Big Endowment – Positive or Not?

Top 10 Endowments Higher EducationOf course a big endowment is good and important.  BUT, it might not be so positive from your donors’ perspective.  Yesterday’s interesting meeting with a very special planned giving donor for a client really open my eyes again on this issue.

Stability, fiscal soundness, efficiency, consistency of leadership (in addition to mission, of course).  These were all factors this donor weighed (usually from the position as a board member – realize that your board members are possibly testing your organization for potential greater giving or not) in deciding which charities will make the cut into his estate plans (big gifts from glimmer in his eye!).

Endowment? Helps a long way towards his approach but be careful warned this donor. Too large of an endowment could send the wrong signal – is your charity in the business of saving lives or feeding hungry people today, or feeding salaries of the executives in the future?

What is the ideal level of endowment? Obviously depends on the organization, the immediacy of their mission and other organizational factors, but the general gauge that emerged from our conversation yesterday was 10 times the budget.  Your budget is $10 million – aim for a $100 million endowment.

Of course, this doesn’t mean you will keep everyone happy all of the time. I had a donor once contact me at a client looking for the 990 tax return to see how much we were paying our top people (he was looking at charities for a bequest). I knew this client well, and how little they paid, I thought we were in awesome shape. I sent it immediately and followed-up shortly after.  I get the man on the phone and he declares that this charity is not getting his bequest!  I was slightly dumbfounded – this was the most lean, efficient charity you could have imagined (less than 10% expenses to program ratio, very few employees, low salary for the executive director by any standard).

What was the problem? He saw the endowment figure – somewhere around $60 million.  Well below our 10 times revenue goal.  But, for this donor, it made no sense for him if the organization was sitting on that amount of money, what do they need his gift for?

Truth be told for that client – they held back a lot of money (primarily bequests) from disbursement to its prime mission (an overseas institution) over many years (an internal agreement between the two entities).  They just hoped no one noticed or asked about it.
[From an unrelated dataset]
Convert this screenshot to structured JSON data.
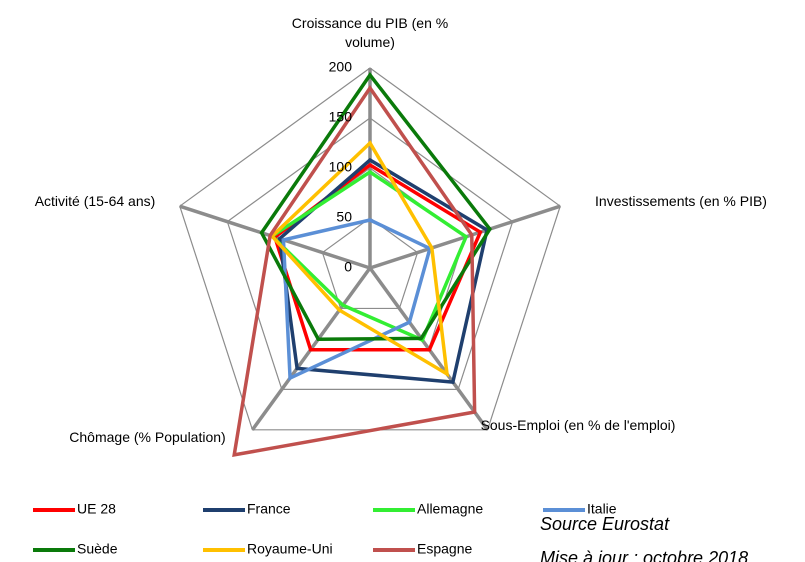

So, the last lesson is about disclosure and proper messages. Don’t just hope no one notices that your organization has a huge war chest!  Be transparent! Explain why the endowment is so crucial. Explain how it works (i.e. reserves in case of emergency, annual income stream so staff can focus on mission, donor wishes, etc…).  And, sometimes distribute or use the funds – for your mission and related missions (if allowed, of course).